Evaluation of the correlation of the predictor variables
In this section, the correlation between predictor variables will be evaluated to identify potential issues of multicollinearity.
Based on the graph, we should analyze the nutritional variables with caution, as some of them exhibit very high correlations. Similarly, the immunological variables also show patterns of multicollinearity and should be studied individually.

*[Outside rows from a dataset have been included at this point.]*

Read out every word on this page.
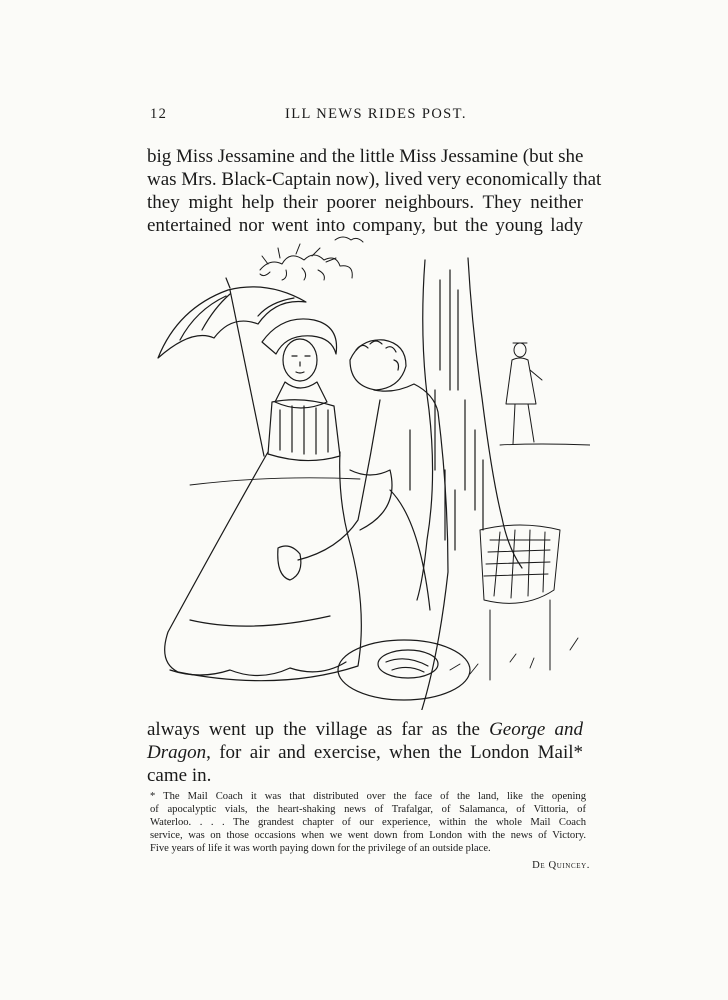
12	ILL NEWS RIDES POST.
big Miss Jessamine and the little Miss Jessamine (but she
was Mrs. Black-Captain now), lived very economically that
they might help their poorer neighbours. They neither
entertained nor went into company, but the young lady
always went up the village as far as the George and
Dragon, for air and exercise, when the London Mail*
came in.
* The Mail Coach it was that distributed over the face of the land, like the opening
of apocalyptic vials, the heart-shaking news of Trafalgar, of Salamanca, of Vittoria, of
Waterloo. . . . The grandest chapter of our experience, within the whole Mail Coach
service, was on those occasions when we went down from London with the news of Victory.
Five years of life it was worth paying down for the privilege of an outside place.
De Quincey.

Based on the results, to maximize the information provided to the model, it is decided to retain the two variables that show the least correlation with each other and with the others, namely, the variables associated with zinc and iron.
Regarding the immunological variables, it is decided to group the variables that show very high correlations among themselves to reduce multicollinearity. Thus, variables Refuerzo 1 and Refuerzo 2 are created to combine polio and DPT vaccines, respectively. Additionally, a numerical variable is created to aggregate the number of routine vaccines received by the individual.
Based on the final graph, it is decided to retain these variables in the analysis model.
Quasi-Zero Variance Study
In this section, variables with nearly zero variance will be evaluated, as they contribute little information to the model.
Variable | Frequency Ratio | Unique percentage | NZV |
---|---|---|---|
parentesco | 2.493274 | 0.9950249 | FALSE |
edad | 1.176471 | 0.6218905 | FALSE |
sexo | 1.025189 | 0.2487562 | FALSE |
etnia | 1.496894 | 0.2487562 | FALSE |
departamento | 1.776471 | 2.7363184 | FALSE |
area | 1.955882 | 0.2487562 | FALSE |
miembros_hogar | 1.116438 | 1.6169154 | FALSE |
grado_estudios_hogar | 1.696429 | 1.3681592 | FALSE |
propiedad | 6.698925 | 0.4975124 | FALSE |
tipo_vivienda | 30.640000 | 0.7462687 | TRUE |
material_paredes | 2.710692 | 0.9950249 | FALSE |
material_techo | 5.601770 | 0.7462687 | FALSE |
material_piso | 1.234043 | 0.7462687 | FALSE |
n_cuartos | 1.164751 | 0.9950249 | FALSE |
tipo_sanitario | 2.654545 | 0.2487562 | FALSE |
fuente_agua | 2.555556 | 0.8706468 | FALSE |
recoleccion_basura | 3.953125 | 0.4975124 | FALSE |
electricidad | 5.330709 | 0.2487562 | FALSE |
telefonia_fija | 31.160000 | 0.2487562 | TRUE |
computadora | 8.458824 | 0.2487562 | FALSE |
fe_total | 1.000000 | 99.7512438 | FALSE |
zn_total | 1.500000 | 97.1393035 | FALSE |
prot_total | 1.000000 | 100.0000000 | FALSE |
lys_total | 1.000000 | 100.0000000 | FALSE |
trp_total | 1.000000 | 100.0000000 | FALSE |
per_vegetales | 1.000000 | 99.1293532 | FALSE |
vacuna_gripe | 1.913043 | 0.2487562 | FALSE |
vacuna_neumococo | 1.045802 | 0.2487562 | FALSE |
vacuna_hepatitis_b1 | 1.132626 | 0.2487562 | FALSE |
vacuna_tuberculosis | 16.478261 | 0.2487562 | FALSE |
vacuna_refuerzo_1 | 1.671096 | 0.2487562 | FALSE |
vacuna_refuerzo_2 | 6.730769 | 0.2487562 | FALSE |
n_vacunas_rutina | 5.954545 | 1.2437811 | FALSE |
In this case, we observe that there are two variables with almost zero variance and, therefore, will not provide relevant information to the model.
Yeo-Johnson Evaluation of Continuous Predictor Variables
In this section, the normality of continuous variables will be assessed to determine if they need to be transformed.
Given these results, all variables exhibit quasi-normality. It should be noted that the variables for the number of rooms and household members had already been adjusted in the models of the nutritional variable profiles.